Shorting USD/JPY at the Moving Averages
Skerdian Meta • 1 min read
Buyers gave up at the 100 SMA
We have been posting quite a few updates about moving averages recently. Well, they work pretty well, so we use them a lot. They are very visible, so many forex traders see and use them, that’s the reason why they work well.We just opened a forex trade based on moving averages in different timeframe charts. We went short on USD/JPY and the moving averages that we used were the 50 SMA on the H4 chart and the 100 SMA on the H1 chart.
As you can see from the hourly USD/JPY chart above, the price retraced higher today after bouncing from that big level at 108.40-50. But, the buyers unloaded their positions and the retrace stopped right at the 100 (green).

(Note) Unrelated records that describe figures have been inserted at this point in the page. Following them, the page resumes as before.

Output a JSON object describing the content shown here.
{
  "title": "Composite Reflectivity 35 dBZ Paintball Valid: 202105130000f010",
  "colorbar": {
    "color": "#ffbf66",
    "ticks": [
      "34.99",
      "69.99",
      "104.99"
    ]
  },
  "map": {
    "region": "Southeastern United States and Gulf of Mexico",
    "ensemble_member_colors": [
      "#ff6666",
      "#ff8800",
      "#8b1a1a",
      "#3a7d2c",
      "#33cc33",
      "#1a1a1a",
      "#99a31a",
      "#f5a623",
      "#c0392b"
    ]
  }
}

The stochastic indicator is overbought on this timeframe chart. You can see that this pair has returned lower every time this indicator has reached overbought levels. We use stochastic as well, although, we explaining moving average now.
The H4 Chart
The 50 SMA is doing the job on the H4 chart
If we switch to the H4 chart, we can find the 50 SMA (yellow) right where the 100 SMA was on the H1 chart. This chart is not overbought, but the price reversed right at that moving average. This moving average and the 100 SMA have provided resistance many times before, so they do work. Our forex signal is well in profit now, so this trade looks good.